Apple (AAPL)’s unusual 7-for-1 split, its first split in nine years, has investors thinking hard.
In an interview with FBN’s Maria Bartiromo ahead of Apple’s blockbuster second quarter fiscal 2014 results, JMP Securities analyst Alex Guana said, “Had Apple been intending to do a stock split, they had ample opportunity and should have done it a long time ago.”
But despite the tech giant’s most aggressive stock split in its history, investors who see a stock split as having more to do with perception than accounting, seem to like the excitement it generates with some even expecting more splits in the coming weeks from fundamentally strong companies. One such company is Priceline.com (PCLN).
Following Google (GOOGL), Mastercard (MA) and Apple splitting their stocks – what are the chances the online travel company with its stock trading above $1,200 p/sh will follow the trend?
Well, according to Keith Bliss, director of sales and marketing at brokerage Cuttone and Co, “It’s not out of the realm of possibility”, as lower prices have greater curb appeal to small investors.
Other market experts share Bliss’s viewpoint with some even suggesting the company may start to be pressured from its stockholders for a possible stock split.

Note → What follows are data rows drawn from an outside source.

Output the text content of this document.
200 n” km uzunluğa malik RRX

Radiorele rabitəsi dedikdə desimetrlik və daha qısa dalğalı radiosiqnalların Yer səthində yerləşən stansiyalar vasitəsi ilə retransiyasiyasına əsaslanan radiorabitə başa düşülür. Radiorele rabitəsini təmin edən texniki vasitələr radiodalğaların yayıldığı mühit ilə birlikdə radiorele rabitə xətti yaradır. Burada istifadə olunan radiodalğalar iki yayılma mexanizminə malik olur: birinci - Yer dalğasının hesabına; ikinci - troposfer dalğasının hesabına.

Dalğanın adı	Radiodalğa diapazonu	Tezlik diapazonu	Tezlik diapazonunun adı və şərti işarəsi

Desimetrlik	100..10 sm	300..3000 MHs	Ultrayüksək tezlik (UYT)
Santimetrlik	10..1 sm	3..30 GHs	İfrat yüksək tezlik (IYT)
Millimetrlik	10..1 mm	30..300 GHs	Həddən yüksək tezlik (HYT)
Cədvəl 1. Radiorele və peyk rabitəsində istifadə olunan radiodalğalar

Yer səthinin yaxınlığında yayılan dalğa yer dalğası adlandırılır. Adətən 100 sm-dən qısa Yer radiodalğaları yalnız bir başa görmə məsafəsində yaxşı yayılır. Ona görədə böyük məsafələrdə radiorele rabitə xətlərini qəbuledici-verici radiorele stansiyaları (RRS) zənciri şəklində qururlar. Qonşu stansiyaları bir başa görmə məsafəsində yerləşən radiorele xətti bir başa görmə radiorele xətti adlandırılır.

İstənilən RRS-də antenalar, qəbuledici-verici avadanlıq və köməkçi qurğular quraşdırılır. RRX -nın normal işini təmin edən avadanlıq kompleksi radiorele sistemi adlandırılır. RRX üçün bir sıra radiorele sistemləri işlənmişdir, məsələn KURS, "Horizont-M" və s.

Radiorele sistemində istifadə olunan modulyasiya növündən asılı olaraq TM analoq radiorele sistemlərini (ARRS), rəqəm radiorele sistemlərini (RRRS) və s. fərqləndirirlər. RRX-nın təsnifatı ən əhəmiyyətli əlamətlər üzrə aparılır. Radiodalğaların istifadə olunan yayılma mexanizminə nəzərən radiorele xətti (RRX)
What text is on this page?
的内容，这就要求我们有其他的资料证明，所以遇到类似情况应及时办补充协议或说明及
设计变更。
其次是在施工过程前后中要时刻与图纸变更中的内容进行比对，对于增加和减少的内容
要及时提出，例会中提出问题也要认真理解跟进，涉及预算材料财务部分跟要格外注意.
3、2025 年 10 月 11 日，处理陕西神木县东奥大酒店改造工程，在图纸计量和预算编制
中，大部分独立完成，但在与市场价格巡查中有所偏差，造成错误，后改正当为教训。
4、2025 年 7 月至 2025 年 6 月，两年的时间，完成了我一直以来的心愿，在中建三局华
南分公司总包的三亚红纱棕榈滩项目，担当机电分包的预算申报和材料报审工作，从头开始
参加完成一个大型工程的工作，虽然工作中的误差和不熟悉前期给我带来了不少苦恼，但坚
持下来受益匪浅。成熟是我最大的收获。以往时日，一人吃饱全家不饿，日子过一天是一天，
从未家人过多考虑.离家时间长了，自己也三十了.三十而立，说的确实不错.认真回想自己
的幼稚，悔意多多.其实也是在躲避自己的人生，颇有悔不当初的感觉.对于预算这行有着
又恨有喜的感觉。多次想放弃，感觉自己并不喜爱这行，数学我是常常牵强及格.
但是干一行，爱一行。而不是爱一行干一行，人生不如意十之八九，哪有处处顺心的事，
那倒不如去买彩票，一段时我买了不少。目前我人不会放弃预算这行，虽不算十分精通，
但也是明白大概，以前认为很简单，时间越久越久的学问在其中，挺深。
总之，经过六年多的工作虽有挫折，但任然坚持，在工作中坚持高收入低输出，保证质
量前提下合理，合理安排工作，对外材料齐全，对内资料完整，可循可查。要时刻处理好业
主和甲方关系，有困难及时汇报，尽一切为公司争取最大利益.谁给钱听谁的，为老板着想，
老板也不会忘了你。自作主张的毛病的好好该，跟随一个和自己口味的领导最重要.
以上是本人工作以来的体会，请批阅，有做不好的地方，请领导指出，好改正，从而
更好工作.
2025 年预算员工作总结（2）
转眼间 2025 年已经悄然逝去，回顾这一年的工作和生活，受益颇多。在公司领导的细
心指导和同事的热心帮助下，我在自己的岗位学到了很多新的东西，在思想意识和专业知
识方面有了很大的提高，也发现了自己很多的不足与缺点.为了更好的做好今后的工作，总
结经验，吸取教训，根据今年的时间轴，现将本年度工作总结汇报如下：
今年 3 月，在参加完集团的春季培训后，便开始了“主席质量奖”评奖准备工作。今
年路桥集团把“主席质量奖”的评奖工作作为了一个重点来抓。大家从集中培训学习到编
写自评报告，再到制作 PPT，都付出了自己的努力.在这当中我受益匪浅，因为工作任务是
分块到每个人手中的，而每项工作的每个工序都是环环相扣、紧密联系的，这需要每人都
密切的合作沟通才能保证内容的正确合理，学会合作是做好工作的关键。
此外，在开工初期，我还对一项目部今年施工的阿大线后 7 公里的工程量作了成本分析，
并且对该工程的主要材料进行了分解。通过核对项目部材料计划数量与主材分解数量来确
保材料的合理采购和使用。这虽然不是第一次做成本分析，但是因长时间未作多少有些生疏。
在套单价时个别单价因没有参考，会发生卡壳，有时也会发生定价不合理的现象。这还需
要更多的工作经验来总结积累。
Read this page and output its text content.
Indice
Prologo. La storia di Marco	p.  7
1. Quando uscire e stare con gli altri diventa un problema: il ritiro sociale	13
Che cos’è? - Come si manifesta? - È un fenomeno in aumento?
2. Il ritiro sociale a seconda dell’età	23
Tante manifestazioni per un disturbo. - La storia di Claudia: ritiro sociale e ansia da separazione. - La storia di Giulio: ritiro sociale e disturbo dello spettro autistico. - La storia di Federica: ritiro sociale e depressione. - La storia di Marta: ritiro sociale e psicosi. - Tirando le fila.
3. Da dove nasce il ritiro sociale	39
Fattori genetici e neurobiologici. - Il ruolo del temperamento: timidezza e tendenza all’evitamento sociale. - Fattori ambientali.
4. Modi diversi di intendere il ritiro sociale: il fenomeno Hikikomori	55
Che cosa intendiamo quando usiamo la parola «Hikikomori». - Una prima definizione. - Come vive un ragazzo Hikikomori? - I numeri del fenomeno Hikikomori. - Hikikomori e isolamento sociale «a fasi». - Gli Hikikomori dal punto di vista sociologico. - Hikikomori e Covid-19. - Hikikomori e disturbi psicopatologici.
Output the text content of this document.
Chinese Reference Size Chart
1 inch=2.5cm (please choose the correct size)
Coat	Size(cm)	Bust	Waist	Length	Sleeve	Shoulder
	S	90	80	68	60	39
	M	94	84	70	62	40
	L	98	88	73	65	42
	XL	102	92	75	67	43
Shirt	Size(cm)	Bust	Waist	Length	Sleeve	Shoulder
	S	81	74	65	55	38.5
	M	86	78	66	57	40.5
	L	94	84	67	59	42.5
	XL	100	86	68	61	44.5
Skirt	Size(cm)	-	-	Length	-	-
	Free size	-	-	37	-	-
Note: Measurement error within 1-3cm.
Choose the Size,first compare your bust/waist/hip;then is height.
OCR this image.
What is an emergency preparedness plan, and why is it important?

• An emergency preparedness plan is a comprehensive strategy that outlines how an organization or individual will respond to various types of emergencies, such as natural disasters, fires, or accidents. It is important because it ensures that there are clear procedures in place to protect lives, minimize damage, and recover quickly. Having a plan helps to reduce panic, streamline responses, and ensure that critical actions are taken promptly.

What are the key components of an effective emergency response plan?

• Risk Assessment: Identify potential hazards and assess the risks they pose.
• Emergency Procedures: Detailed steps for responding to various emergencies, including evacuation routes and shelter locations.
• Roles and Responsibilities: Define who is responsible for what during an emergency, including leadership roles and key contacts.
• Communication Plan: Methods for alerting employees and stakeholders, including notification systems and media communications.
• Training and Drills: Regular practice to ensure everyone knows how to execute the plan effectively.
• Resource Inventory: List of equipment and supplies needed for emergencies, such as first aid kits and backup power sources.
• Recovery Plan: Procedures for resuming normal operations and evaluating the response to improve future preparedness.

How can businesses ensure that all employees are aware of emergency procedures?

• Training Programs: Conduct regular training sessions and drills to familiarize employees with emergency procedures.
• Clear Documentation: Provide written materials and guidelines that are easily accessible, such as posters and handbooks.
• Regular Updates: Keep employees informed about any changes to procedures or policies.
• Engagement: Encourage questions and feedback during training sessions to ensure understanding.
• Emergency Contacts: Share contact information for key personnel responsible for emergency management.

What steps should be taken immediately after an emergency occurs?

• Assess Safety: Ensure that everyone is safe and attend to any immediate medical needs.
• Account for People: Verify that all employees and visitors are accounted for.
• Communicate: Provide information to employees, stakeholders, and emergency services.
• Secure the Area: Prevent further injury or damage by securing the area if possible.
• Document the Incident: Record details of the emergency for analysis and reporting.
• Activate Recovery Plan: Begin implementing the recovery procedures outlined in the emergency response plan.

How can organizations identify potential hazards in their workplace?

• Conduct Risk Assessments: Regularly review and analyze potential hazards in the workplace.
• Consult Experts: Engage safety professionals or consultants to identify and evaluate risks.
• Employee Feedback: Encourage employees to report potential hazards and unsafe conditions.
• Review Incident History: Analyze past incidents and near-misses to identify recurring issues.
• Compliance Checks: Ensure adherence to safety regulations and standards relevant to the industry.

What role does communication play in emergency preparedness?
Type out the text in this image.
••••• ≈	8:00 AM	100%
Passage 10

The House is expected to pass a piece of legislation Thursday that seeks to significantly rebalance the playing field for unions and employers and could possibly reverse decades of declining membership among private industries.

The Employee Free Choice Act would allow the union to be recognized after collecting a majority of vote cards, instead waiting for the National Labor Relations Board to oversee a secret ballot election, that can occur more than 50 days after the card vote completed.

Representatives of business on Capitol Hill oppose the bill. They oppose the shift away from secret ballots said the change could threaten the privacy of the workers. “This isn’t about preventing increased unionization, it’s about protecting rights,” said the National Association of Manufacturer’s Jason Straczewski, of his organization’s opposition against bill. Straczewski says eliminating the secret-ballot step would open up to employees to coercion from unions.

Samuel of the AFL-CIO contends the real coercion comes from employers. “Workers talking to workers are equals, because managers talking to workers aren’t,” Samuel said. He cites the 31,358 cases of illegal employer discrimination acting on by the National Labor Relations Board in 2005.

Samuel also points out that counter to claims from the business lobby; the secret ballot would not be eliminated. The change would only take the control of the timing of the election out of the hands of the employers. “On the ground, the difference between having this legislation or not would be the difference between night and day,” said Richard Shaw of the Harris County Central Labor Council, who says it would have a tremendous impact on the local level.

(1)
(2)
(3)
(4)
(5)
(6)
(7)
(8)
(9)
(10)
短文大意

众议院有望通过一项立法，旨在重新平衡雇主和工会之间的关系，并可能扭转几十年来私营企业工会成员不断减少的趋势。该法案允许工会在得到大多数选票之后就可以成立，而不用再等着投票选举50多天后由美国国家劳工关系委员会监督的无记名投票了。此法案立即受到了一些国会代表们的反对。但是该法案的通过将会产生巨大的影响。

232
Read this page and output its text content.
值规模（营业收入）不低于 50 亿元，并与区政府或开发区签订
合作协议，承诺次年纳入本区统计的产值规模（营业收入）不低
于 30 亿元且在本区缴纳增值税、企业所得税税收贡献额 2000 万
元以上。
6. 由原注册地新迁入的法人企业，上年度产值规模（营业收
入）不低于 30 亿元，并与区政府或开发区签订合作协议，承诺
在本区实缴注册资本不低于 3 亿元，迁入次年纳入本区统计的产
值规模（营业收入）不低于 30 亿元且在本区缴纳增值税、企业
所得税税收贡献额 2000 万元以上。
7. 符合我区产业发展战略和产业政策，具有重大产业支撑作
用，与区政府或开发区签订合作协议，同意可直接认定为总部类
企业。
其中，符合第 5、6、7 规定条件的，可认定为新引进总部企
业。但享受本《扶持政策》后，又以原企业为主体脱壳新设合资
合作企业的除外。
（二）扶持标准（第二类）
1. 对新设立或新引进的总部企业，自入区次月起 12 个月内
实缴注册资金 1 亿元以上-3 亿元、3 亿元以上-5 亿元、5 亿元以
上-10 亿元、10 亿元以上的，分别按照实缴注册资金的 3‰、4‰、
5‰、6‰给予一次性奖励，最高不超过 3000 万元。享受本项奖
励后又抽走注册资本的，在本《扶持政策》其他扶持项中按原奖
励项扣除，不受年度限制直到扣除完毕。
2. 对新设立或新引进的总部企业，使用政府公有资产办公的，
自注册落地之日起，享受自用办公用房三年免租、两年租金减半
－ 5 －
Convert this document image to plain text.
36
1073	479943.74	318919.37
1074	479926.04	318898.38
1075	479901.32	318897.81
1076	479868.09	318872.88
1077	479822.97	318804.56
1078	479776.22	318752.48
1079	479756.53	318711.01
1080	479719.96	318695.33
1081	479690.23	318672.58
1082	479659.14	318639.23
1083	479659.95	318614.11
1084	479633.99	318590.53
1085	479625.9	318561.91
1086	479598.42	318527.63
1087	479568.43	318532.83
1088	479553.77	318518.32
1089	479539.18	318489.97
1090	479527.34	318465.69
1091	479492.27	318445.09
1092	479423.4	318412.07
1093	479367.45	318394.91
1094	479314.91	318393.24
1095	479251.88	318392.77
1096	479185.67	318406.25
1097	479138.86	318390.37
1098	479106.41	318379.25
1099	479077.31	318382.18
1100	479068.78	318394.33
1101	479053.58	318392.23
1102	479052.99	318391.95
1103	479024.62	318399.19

That said, there is nothing out there in terms of rumors or reports to suggest a split is coming for Priceline. But since the company reports its Q1’14 earnings on May 8 before the opening bell, and considering PCLN is the most expensive single stock on the S&P 500, a stock split remains a possibility.
Priceline shares are down more than 6 points to $1,211 in premarket Friday trading. As of Thursday’s close, PCLN was up 78% y/y.